The overall list this year contained 387 new billionaires, while 177 dropped off the list—more than 80 of which were from China, Hurun said. “China’s economy is continuing to restructure, with the drop-offs coming from a weeding out of healthcare and new energy and traditional manufacturing, as well as real estate,” Hoogewerf said in the release.
Among those who wealth sank was Colin Huang, the founder of PDD Holdings —the parent company of e-commerce platforms Temu and Pinduoduo—who lost $17 billion.
Also, Zhong Shanshan, the founder and chair of the Nongfu Spring beverage company and the majority owner of Beijing Wantai Biological Pharmacy Enterprise , lost $8 billion from “intensifying competition” in the market for bottled water. The loss knocked Zhong from his top rank in China, which is now held by Zhang Yiming founder of Tik-Tok owner Bytedance. Zhang is ranked No. 22 overall.
Hurun’s top 10 billionaires is a familiar group of largely U.S. individuals including Jeff Bezos, Mark Zuckerberg, and Larry Ellison. The list has France’s LVMH CEO Bernard Arnault in seventh place, three notches down from his fourth ranked spot on the Bloomberg list, reflecting a slump in luxury products last year.
Nvidia CEO Jensen Huang is ranked No. 11 on Hurun’s list as his wealth nearly tripled to $128 billion through Jan. 15. Other AI billionaires found lower down on the list include Liang Wenfeng, 40, founder and CEO of DeepSeek, with wealth of $4.5 billion and Sam Altman, CEO of OpenAI, with $1.8 billion.

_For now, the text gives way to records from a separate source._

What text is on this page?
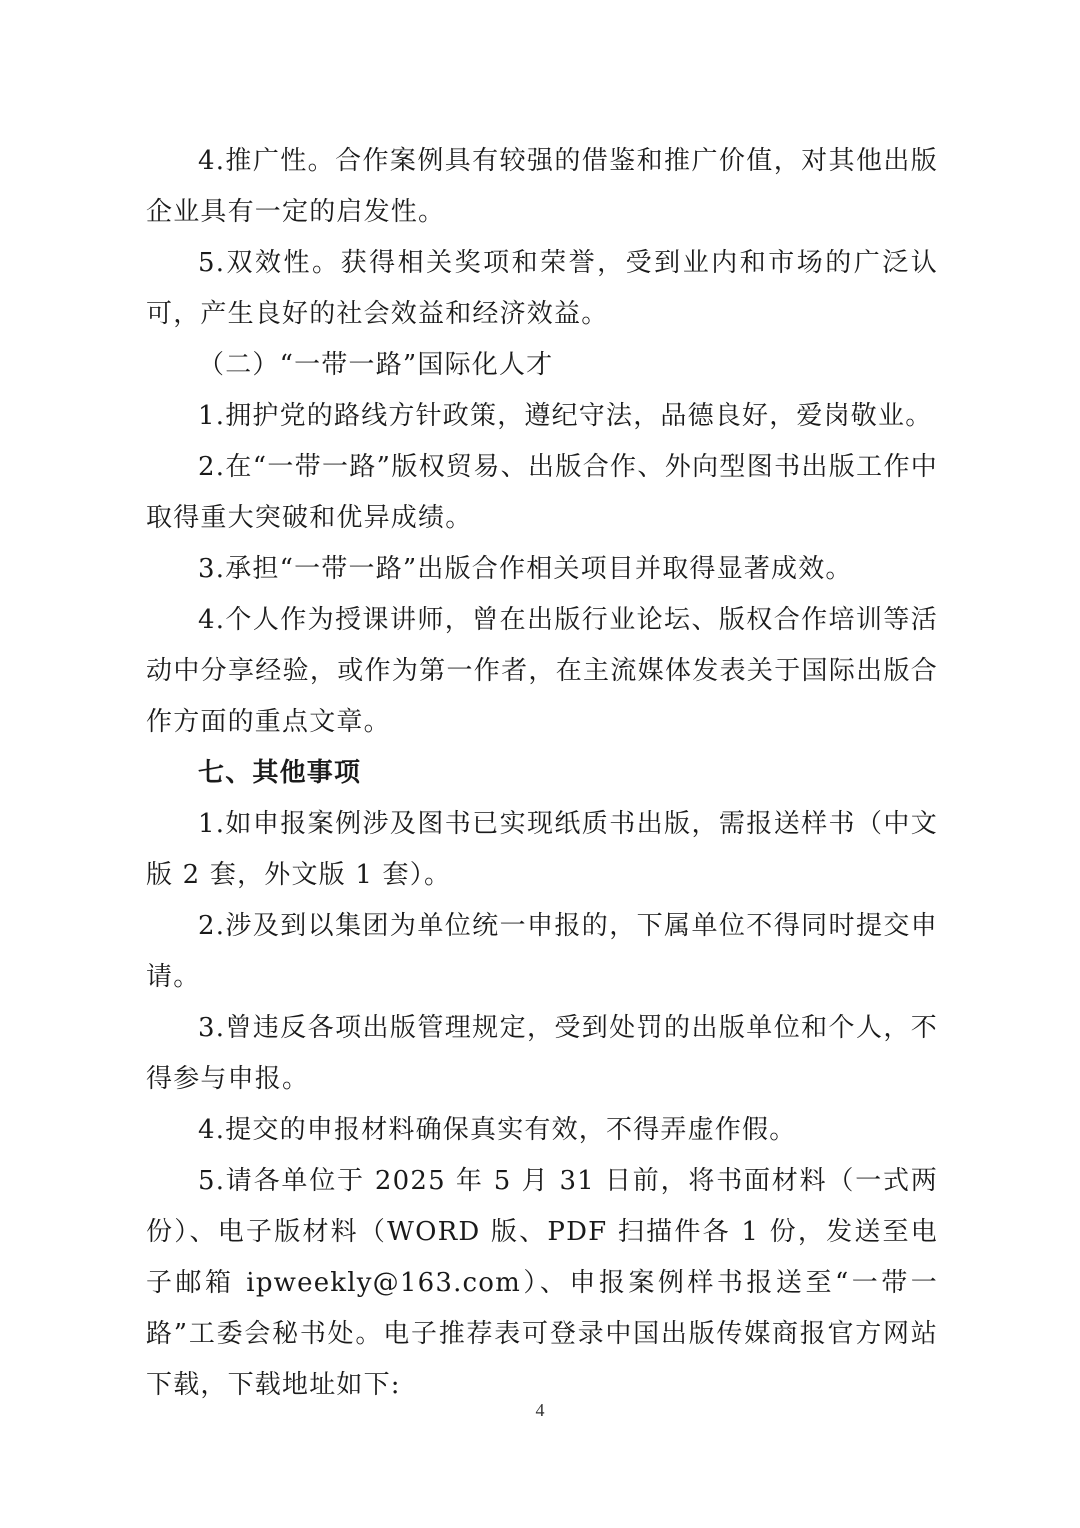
4.推广性。合作案例具有较强的借鉴和推广价值，对其他出版企业具有一定的启发性。

5.双效性。获得相关奖项和荣誉，受到业内和市场的广泛认可，产生良好的社会效益和经济效益。

（二）“一带一路”国际化人才

1.拥护党的路线方针政策，遵纪守法，品德良好，爱岗敬业。

2.在“一带一路”版权贸易、出版合作、外向型图书出版工作中取得重大突破和优异成绩。

3.承担“一带一路”出版合作相关项目并取得显著成效。

4.个人作为授课讲师，曾在出版行业论坛、版权合作培训等活动中分享经验，或作为第一作者，在主流媒体发表关于国际出版合作方面的重点文章。

七、其他事项

1.如申报案例涉及图书已实现纸质书出版，需报送样书（中文版 2 套，外文版 1 套）。

2.涉及到以集团为单位统一申报的，下属单位不得同时提交申请。

3.曾违反各项出版管理规定，受到处罚的出版单位和个人，不得参与申报。

4.提交的申报材料确保真实有效，不得弄虚作假。

5.请各单位于 2025 年 5 月 31 日前，将书面材料（一式两份）、电子版材料（WORD 版、PDF 扫描件各 1 份，发送至电子邮箱 ipweekly@163.com）、申报案例样书报送至“一带一路”工委会秘书处。电子推荐表可登录中国出版传媒商报官方网站下载，下载地址如下:

4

Also making the list were musicians Jay-Z ($2.7 billion), Rihanna ($1.7 billion), Taylor Swift ($1.6 billion), and Paul McCartney ($1 billion). Sports stars included Michael Jordan ($3.3 billion), Tiger Woods ($1.7 billion), Floyd Mayweather ($1.3 billion), and LeBron James ($1.3 billion).
Wealth continues to surge across the globe, but Hoogewerf noted those amassing it aren’t overly generous.
“We only managed to find three individuals in the past year who donated more than $1 billion,” he said. Warren Buffet gave $5.3 billion, mainly to the Bill and Melinda Gates Foundation, while Michael Bloomberg —ranked No. 19 with wealth of $92 billion—gave $3.7 billion to various causes. Netflix founder Reed Hastings, ranked No. 474 with wealth of $6.2 billion, donated $1.1 billion.